TODAY: I work full time, I am on the Chairperson for "relay for Life" and I am starting to exercise lightly.
I have minor symptoms sometimes but I am "my own lab rat" and know what not to do. I live with my condition and LIVE my life again!!! We are never going to be perfect however, we can be the best we can be emotionally and spiritually to keep going!

I am here if you want to chat and work on these things in more detail, e-mail me directly at francine@tampabay.rr.com. I'll be happy to help you... Hang in there!! Your a warrior!!!!!

New Member

Date Joined Oct 2011
Total Posts : 5
   Posted 10/3/2011 9:11 PM (GMT -6)   
Thanks for all the information, I will write you soon. For many years, I tried everything from acupuncture, chiropractic, joining a gym to use weights to build strength, and doing speed walking to try and keep my weight down. Having my spleen removed, though, seemed to be my downfall, for I just kept getting sick and where before I could get over a cold in just a few days at most, now I always ended up very sick and often what was a cold would turn into a serious sinus infection that would keep me down for as long as a month. This is still the problem that prevents me from working, not to mention chronic pain that is a separate issue.
I will soon write to you personally.
27 years Post Hodgkin's
Chronic Pain
Orthostatic BP / Tachycardia
High Risk Breast Cancer

New Member

Date Joined Feb 2012
Total Posts : 1
   Posted 2/25/2012 8:35 PM (GMT -6)   
i'm 72 - thirty four years post mantle radiation for hodgkins.

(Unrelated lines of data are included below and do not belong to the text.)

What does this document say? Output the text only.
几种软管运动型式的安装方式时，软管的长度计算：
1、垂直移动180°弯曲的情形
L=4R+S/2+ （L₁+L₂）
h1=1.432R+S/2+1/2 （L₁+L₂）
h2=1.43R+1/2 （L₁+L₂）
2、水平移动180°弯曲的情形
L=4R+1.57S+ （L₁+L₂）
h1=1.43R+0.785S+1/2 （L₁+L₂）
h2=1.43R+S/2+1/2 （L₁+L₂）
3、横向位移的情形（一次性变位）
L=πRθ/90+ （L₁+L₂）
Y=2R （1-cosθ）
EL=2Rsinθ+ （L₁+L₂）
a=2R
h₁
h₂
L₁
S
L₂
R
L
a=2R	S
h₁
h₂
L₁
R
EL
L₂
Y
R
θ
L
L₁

when radiation hits our hearts and neck, over time the long term effects of radiation creeps in.
our radiated coronaries develops plaques that lead to heart attacks. our heart valves get stiff and constrict blood flow.

if we survive the heart attack, and if there is enough good heart muscles left, we are not necessarily fine and dandy.

our radiated sensors for heart and blood vessel functions deteriorate. these sensors are found in our neck vessels (carotids) and the
major artery coming out of the heart (aorta).

normally, if we exert efforts, our heart responds by beating faster (tachycardia). since when our hearts beat faster, it has reduced time
to fill up with blood coming from the rest of of the body to the right side of the heart, and from the lungs to the left side of the heart to pump out.
when this happens, with less blood pumped our by our heart, our blood pressure would go down if it were not for our body compensating for this by constricting our blood vessels to raise our blood pressures. This happens when our sensors are healthy. simply stated, with exercise, the heart rate goes up and the blood pressure tends to rise to get enough blood to our big muscle groups that need the blood.

unfortunately for us radiated bunch, with our sensors poorly functioning, we can still respond to exercise (and for those with really poor sensor functions - just getting up from a sitting or lying positions is enough exercise equivalent) with tachycardia but our blood pressures go down. bad combination, right? tachycardia plus hypotension.

what to do, what to do?

till next posting (if i can find this site again) - my wife is calling. i have to feed our two small dogs.